O consolo que cristãos geralmente oferecem em situações como essa é: Fique tranquilo. Deus está no controle ele sabe o que faz! Acredito que em algumas ocasiões esse consolo mais atrapalha do que ajuda. Pois não é sempre que a mente humana está predisposta a aceitar o silencio de Deus. Em momentos de angústia e sofrimento, a mente humana divaga no mar das incertezas. E não é difícil começarmos a nos indagar: Porque Senhor? Porque não evitastes essa tragédia? Será que Tu existes mesmo? Será que se importa comigo? Onde está Deus? É na escuridão do sofrimento que o silencio de Deus é mais aterrorizador, pois provoca dezenas de dúvidas paradoxais e centenas de perguntas sem respostas.
“[A escuridão] Era um símbolo da agonia e do horror que pesavam sobre o coração d’Ele (Jesus). Olho algum podia penetrar a escuridão que rodeava a cruz, e ninguém podia sondar a sombra mais profunda ainda que envolvia a sofredora alma de Cristo. Os furiosos relâmpagos pareciam dirigidos contra Ele ali pendente da cruz. Então Jesus clamou com grande voz: "Eli, Eli, lamá sabactâni?”, que traduzido, é: Deus Meu, Deus Meu, por que Me desamparaste?". DTN – 754.
Ate mesmo Jesus recebeu o silencio de Deus como resposta à sua pergunta. Nem mesmo Jesus Cristo escapou das indagações que atormentam o ser humano.

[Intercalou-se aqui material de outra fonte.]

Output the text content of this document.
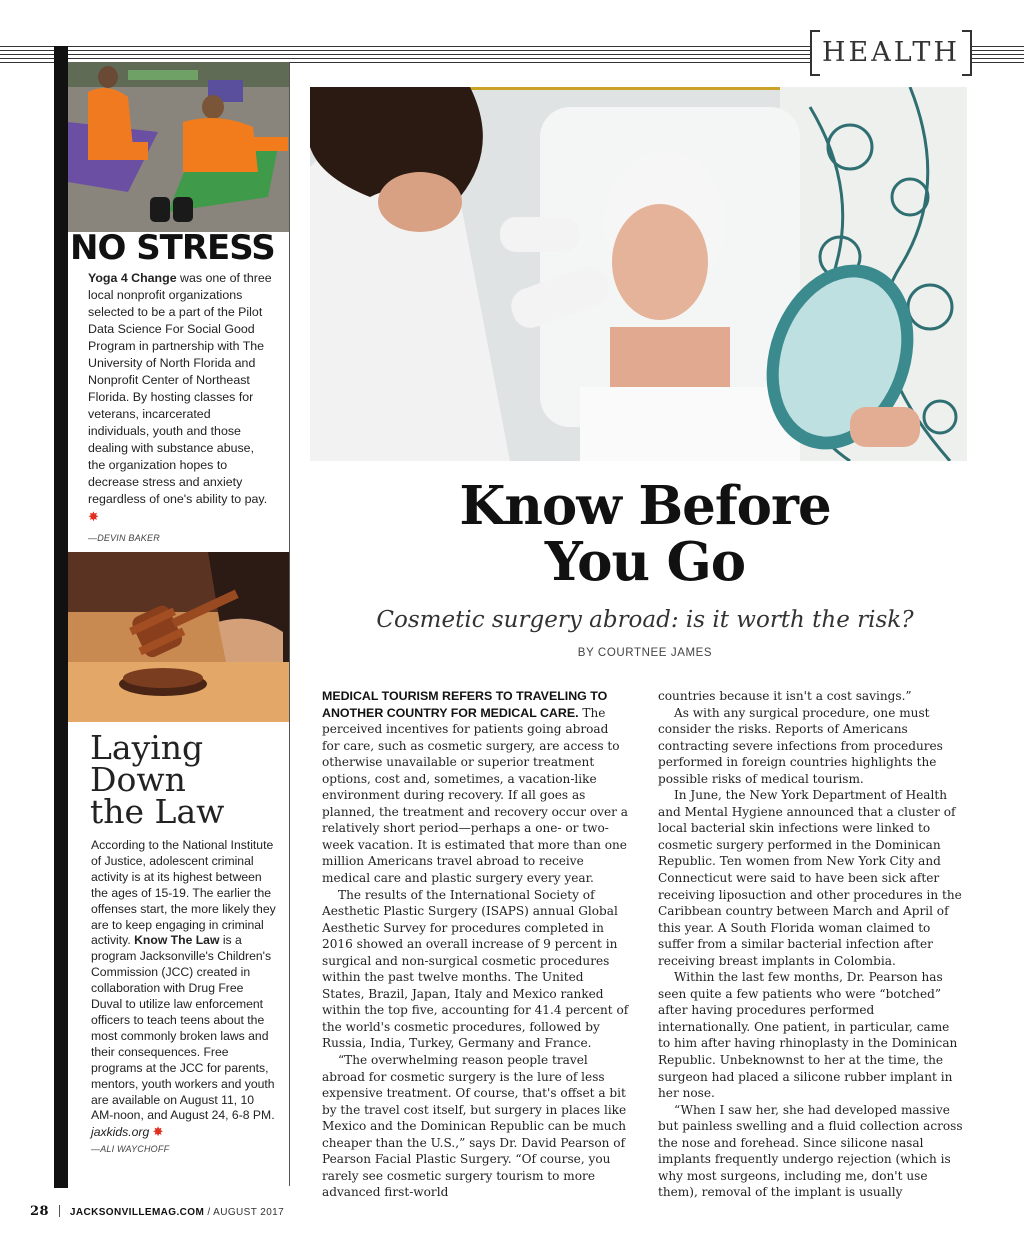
HEALTH
NO STRESS
Yoga 4 Change was one of three local nonprofit organizations selected to be a part of the Pilot Data Science For Social Good Program in partnership with The University of North Florida and Nonprofit Center of Northeast Florida. By hosting classes for veterans, incarcerated individuals, youth and those dealing with substance abuse, the organization hopes to decrease stress and anxiety regardless of one's ability to pay. ✸
—DEVIN BAKER
Laying
Down
the Law
According to the National Institute of Justice, adolescent criminal activity is at its highest between the ages of 15-19. The earlier the offenses start, the more likely they are to keep engaging in criminal activity. Know The Law is a program Jacksonville's Children's Commission (JCC) created in collaboration with Drug Free Duval to utilize law enforcement officers to teach teens about the most commonly broken laws and their consequences. Free programs at the JCC for parents, mentors, youth workers and youth are available on August 11, 10 AM-noon, and August 24, 6-8 PM. jaxkids.org ✸
—ALI WAYCHOFF
Know Before
You Go
Cosmetic surgery abroad: is it worth the risk?
BY COURTNEE JAMES

MEDICAL TOURISM REFERS TO TRAVELING TO ANOTHER COUNTRY FOR MEDICAL CARE. The perceived incentives for patients going abroad for care, such as cosmetic surgery, are access to otherwise unavailable or superior treatment options, cost and, sometimes, a vacation-like environment during recovery. If all goes as planned, the treatment and recovery occur over a relatively short period—perhaps a one- or two-week vacation. It is estimated that more than one million Americans travel abroad to receive medical care and plastic surgery every year.

The results of the International Society of Aesthetic Plastic Surgery (ISAPS) annual Global Aesthetic Survey for procedures completed in 2016 showed an overall increase of 9 percent in surgical and non-surgical cosmetic procedures within the past twelve months. The United States, Brazil, Japan, Italy and Mexico ranked within the top five, accounting for 41.4 percent of the world's cosmetic procedures, followed by Russia, India, Turkey, Germany and France.

“The overwhelming reason people travel abroad for cosmetic surgery is the lure of less expensive treatment. Of course, that's offset a bit by the travel cost itself, but surgery in places like Mexico and the Dominican Republic can be much cheaper than the U.S.,” says Dr. David Pearson of Pearson Facial Plastic Surgery. “Of course, you rarely see cosmetic surgery tourism to more advanced first-world

countries because it isn't a cost savings.”

As with any surgical procedure, one must consider the risks. Reports of Americans contracting severe infections from procedures performed in foreign countries highlights the possible risks of medical tourism.

In June, the New York Department of Health and Mental Hygiene announced that a cluster of local bacterial skin infections were linked to cosmetic surgery performed in the Dominican Republic. Ten women from New York City and Connecticut were said to have been sick after receiving liposuction and other procedures in the Caribbean country between March and April of this year. A South Florida woman claimed to suffer from a similar bacterial infection after receiving breast implants in Colombia.

Within the last few months, Dr. Pearson has seen quite a few patients who were “botched” after having procedures performed internationally. One patient, in particular, came to him after having rhinoplasty in the Dominican Republic. Unbeknownst to her at the time, the surgeon had placed a silicone rubber implant in her nose.

“When I saw her, she had developed massive but painless swelling and a fluid collection across the nose and forehead. Since silicone nasal implants frequently undergo rejection (which is why most surgeons, including me, don't use them), removal of the implant is usually

28 JACKSONVILLEMAG.COM / AUGUST 2017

Meu Deus, porque você me deixou sozinho no momento em que mais preciso de Ti?
Conclusão
O silêncio de Deus não é prova de sua ausência. O fato de você não ver ou sentir algo, não prova a inexistência de nada. Deus é assim: IMPROVÁVEL.

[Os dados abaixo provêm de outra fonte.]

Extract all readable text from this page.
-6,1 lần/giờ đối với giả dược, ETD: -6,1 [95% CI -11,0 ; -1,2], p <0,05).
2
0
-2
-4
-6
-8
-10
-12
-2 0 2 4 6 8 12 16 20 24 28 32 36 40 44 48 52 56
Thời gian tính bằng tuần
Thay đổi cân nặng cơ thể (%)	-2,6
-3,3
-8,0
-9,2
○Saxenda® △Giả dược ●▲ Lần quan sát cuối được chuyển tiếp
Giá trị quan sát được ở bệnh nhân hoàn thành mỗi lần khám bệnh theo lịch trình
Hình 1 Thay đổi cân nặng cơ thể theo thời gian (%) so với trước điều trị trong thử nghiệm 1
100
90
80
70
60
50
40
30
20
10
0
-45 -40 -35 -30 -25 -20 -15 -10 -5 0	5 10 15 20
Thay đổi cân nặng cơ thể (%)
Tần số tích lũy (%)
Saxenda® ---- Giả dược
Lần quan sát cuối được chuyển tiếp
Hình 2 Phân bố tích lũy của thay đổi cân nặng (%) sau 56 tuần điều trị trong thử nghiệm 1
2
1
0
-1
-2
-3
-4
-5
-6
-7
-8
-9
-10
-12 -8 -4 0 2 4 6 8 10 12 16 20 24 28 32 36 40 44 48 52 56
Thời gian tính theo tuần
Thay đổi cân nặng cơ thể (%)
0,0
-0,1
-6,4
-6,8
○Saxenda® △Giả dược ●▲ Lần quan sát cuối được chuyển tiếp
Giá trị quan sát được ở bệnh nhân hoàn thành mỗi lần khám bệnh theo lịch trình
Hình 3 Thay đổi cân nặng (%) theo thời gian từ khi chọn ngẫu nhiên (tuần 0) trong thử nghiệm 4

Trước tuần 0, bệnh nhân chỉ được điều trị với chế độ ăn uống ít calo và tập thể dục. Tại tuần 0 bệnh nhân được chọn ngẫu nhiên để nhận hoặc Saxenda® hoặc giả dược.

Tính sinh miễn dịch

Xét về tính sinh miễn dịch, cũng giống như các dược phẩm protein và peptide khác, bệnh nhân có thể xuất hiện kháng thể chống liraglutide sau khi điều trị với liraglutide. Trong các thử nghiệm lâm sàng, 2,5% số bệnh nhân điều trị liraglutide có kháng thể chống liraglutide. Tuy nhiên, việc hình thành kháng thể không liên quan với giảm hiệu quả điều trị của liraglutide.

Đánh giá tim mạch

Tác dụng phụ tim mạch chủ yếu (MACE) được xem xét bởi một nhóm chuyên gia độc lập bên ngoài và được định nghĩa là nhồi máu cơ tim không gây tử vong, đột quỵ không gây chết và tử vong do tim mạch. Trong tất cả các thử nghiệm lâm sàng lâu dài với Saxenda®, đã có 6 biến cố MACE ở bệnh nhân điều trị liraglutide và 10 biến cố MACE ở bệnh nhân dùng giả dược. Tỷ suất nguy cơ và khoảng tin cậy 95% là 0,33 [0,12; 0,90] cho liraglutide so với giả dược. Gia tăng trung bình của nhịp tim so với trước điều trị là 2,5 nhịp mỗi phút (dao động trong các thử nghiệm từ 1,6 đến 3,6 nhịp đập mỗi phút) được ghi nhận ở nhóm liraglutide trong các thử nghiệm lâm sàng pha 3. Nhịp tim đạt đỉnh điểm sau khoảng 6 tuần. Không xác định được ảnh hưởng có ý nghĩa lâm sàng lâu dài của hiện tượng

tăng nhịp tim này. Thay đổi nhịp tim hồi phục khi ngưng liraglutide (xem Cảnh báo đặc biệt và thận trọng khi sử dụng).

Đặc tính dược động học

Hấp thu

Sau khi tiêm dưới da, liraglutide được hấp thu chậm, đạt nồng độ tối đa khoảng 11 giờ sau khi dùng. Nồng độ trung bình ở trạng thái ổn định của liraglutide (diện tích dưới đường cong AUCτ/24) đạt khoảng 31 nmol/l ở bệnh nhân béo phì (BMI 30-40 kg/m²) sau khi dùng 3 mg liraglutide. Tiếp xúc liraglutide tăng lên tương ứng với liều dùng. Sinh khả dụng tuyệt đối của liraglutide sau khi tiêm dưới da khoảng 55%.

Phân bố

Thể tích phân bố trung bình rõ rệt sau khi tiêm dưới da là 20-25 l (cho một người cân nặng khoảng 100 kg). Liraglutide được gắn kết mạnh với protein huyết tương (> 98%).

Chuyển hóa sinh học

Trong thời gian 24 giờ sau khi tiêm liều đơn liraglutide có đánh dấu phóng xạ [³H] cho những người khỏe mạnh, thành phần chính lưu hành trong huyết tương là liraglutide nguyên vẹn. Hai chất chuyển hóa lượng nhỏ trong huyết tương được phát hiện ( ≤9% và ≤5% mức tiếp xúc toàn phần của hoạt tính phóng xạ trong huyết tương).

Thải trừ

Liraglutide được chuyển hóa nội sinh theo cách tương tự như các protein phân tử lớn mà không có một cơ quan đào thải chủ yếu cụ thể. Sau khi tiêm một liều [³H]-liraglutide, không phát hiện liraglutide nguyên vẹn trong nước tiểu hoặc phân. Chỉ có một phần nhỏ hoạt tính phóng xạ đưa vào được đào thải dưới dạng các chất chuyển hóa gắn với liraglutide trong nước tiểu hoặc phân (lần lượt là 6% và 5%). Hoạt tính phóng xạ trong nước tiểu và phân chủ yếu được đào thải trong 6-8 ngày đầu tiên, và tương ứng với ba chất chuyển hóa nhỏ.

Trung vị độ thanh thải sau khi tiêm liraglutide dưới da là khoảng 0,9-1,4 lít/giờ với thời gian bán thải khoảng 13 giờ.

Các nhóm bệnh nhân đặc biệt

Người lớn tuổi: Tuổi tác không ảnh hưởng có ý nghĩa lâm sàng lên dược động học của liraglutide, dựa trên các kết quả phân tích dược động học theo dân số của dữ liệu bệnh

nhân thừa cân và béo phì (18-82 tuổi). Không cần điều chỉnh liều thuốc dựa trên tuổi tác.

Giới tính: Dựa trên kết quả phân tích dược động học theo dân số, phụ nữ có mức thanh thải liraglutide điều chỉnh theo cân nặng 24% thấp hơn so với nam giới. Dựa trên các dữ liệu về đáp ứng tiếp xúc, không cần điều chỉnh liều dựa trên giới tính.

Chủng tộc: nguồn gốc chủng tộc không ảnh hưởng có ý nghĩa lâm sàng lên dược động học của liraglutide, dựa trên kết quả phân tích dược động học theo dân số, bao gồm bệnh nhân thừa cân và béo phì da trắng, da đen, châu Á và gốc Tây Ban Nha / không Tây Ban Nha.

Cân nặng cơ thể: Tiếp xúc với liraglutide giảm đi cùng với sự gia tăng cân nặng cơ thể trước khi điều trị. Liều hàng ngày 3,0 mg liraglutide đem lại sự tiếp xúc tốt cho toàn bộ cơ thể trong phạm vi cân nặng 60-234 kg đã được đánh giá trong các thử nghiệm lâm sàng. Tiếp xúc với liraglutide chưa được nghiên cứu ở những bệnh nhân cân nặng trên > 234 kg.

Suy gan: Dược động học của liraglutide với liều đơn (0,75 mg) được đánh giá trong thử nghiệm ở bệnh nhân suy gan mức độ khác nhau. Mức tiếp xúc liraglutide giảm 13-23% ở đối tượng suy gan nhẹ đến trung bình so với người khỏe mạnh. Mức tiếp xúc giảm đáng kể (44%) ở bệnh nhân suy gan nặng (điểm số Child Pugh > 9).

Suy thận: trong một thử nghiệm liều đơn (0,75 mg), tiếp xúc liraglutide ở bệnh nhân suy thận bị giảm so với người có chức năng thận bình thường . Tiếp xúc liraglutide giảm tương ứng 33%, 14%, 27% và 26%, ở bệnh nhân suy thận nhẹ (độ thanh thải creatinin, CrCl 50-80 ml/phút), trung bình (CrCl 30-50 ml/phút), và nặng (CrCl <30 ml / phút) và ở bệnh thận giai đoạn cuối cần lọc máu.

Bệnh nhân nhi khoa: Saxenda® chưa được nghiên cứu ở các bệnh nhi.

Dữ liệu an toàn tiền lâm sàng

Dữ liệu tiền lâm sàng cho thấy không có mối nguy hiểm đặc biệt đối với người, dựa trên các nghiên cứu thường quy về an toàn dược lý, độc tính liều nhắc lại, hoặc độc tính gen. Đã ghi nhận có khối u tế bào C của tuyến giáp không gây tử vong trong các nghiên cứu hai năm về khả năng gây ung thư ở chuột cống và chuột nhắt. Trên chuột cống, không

Porém, o silencio de Deus atormenta tanto o ser humano por que:
-Causa sensação de desamparo.
-Potencializa o medo da morte.
-Provoca dúvidas paradoxais.
Acho quase impossível pesquisar sobre o silencio de Deus e não se deparar com a experiência da albanesa Gonxhe Agnes Bojaxhiu (Góndia Anhes Boiandio). Mais conhecida como Madre Tereza de Calcutá. Segundo uma de suas biografias, enquanto viveu na Índia seu maior desejo foi amar a Deus mais que qualquer outro ser humano. E durante uma viagem de trem, Tereza ouve uma voz, a quem ela atribuiu ser de Deus, que lhe diz: “Teresa, tenho um pedido a lhe fazer: deixe tudo, o convento, a congregação religiosa, e mergulhe nas ruas, no meio dos pobres”. Em 16 de agosto de 1948, quando as portas do convento se fecharam às suas costas silenciou-se também a voz de Deus em sua vida. Nos próximos 10 anos, o silencio foi tudo que recebeu como resposta às suas orações. Em 1958, durante o funeral de um líder de sua igreja, ela volta a sentir a presença de Deus e isso deixa á profundamente feliz. Ela fica radiante e todos sentem que ela estava diferente. Porém depois desse episódio, nunca mais ouviu a voz de Deus novamente ate 1999, o ano de sua morte. Numa carta endereçada a um padre amigo ela declara: “Diga-me, padre, porque existe tanto castigo e tanta escuridão em meu coração? Quando busco elevar meu pensamento ao céu, o vazio é de tal modo terrível que aqueles mesmos pensamentos retornam como punhais afiados e ferem a minha alma. Diz-se que Deus me ama, e, contudo, a realidade da escuridão, e do frio e do vazio, é tamanha que nada toca minha alma”. Dos 71 anos que viveu como missionária entre os pobres da índia, 51 anos foram sem ouvir a voz de Deus em momento algum.
Apelo
O que você grita quando a doença, o desemprego e a dor chegam na sua vida?
O que você pensa quando o pão não se multiplica?
Do que você desiste quando as coisas não vão bem em sua vida?
Ei você ai! O que faz quando Deus fica em silêncio?